According to official statistics, Myanmar-India bilateral trade reached 1.19 billion U.S. dollars in the fiscal year of 2009-10, increasing by 26.1 percent from the previous year and standing as Myanmar's fourth largest trading partner after Thailand, China and Singapore.

Of the total, Myanmar's export to India amounted to one billion U.S. dollars, while its import from India was valued at 194 million dollars, the Central Statistical Organization said.

Agricultural produces and forestry products led in Myanmar's exports to India whereas medicines and pharmaceutical products topped its imports from India.

Myanmar has opened two border trade points with India, the first being Tamu in April 1995, while the second being Reedkhawdhar in January 2004.

Meanwhile, India's contracted investment in Myanmar reached 189 million U.S. dollars as of March 2010 since the government opened to foreign investment in 1988, of which 137 million were drawn into the oil and gas sector in September 2007, the statistics showed.

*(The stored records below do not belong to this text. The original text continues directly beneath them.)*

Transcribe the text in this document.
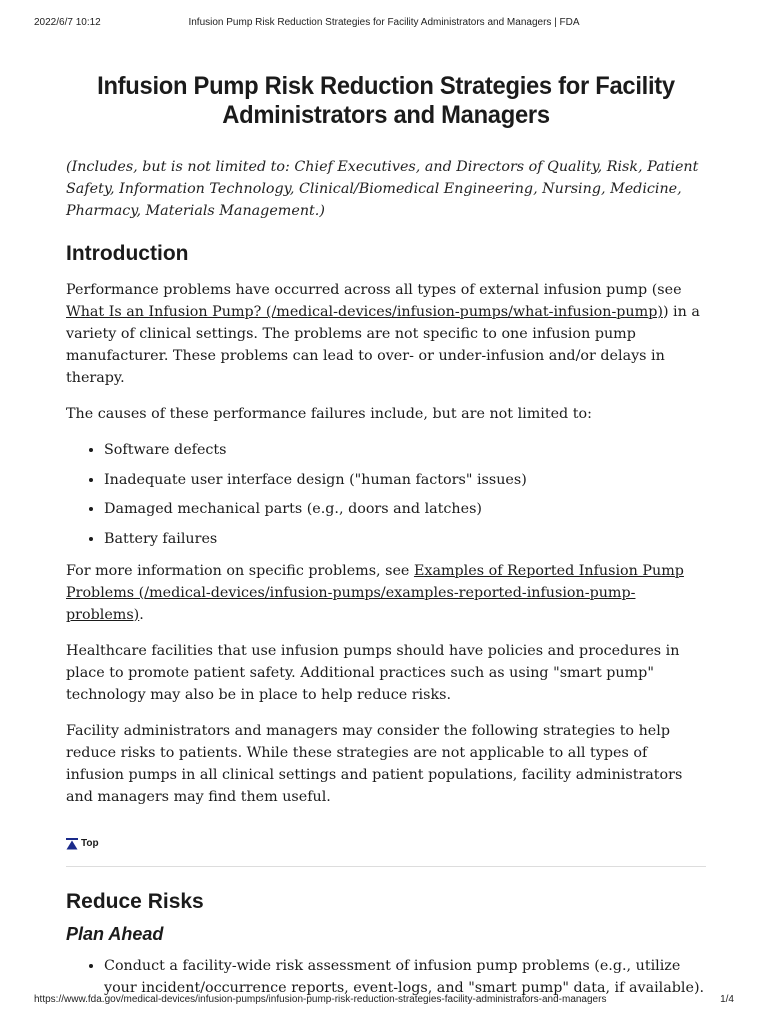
2022/6/7 10:12	Infusion Pump Risk Reduction Strategies for Facility Administrators and Managers | FDA
Infusion Pump Risk Reduction Strategies for Facility Administrators and Managers

(Includes, but is not limited to: Chief Executives, and Directors of Quality, Risk, Patient Safety, Information Technology, Clinical/Biomedical Engineering, Nursing, Medicine, Pharmacy, Materials Management.)

Introduction

Performance problems have occurred across all types of external infusion pump (see What Is an Infusion Pump? (/medical-devices/infusion-pumps/what-infusion-pump)) in a variety of clinical settings. The problems are not specific to one infusion pump manufacturer. These problems can lead to over- or under-infusion and/or delays in therapy.

The causes of these performance failures include, but are not limited to:

• Software defects
• Inadequate user interface design ("human factors" issues)
• Damaged mechanical parts (e.g., doors and latches)
• Battery failures

For more information on specific problems, see Examples of Reported Infusion Pump Problems (/medical-devices/infusion-pumps/examples-reported-infusion-pump-problems).

Healthcare facilities that use infusion pumps should have policies and procedures in place to promote patient safety. Additional practices such as using "smart pump" technology may also be in place to help reduce risks.

Facility administrators and managers may consider the following strategies to help reduce risks to patients. While these strategies are not applicable to all types of infusion pumps in all clinical settings and patient populations, facility administrators and managers may find them useful.

Top
Reduce Risks
Plan Ahead
• Conduct a facility-wide risk assessment of infusion pump problems (e.g., utilize your incident/occurrence reports, event-logs, and "smart pump" data, if available).
https://www.fda.gov/medical-devices/infusion-pumps/infusion-pump-risk-reduction-strategies-facility-administrators-and-managers	1/4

In March this year, an Indian company, the Ta Ta Motors Ltd, reached a 20-million-US-dollar contract with the Myanmar industrial authorities to produce heavy trucks in Myanmar with a plan of assembling 20 to 30 tons' trucks in Magway Industrial Zone in Magway, central part of Myanmar.

Ta Ta company, which is India's largest truck and bus manufacturer, has become the first Indian automotive firm to operate in Myanmar.

Observers here said Than Shwe's India visit will bring about closer bilateral cooperation, especially economic cooperation.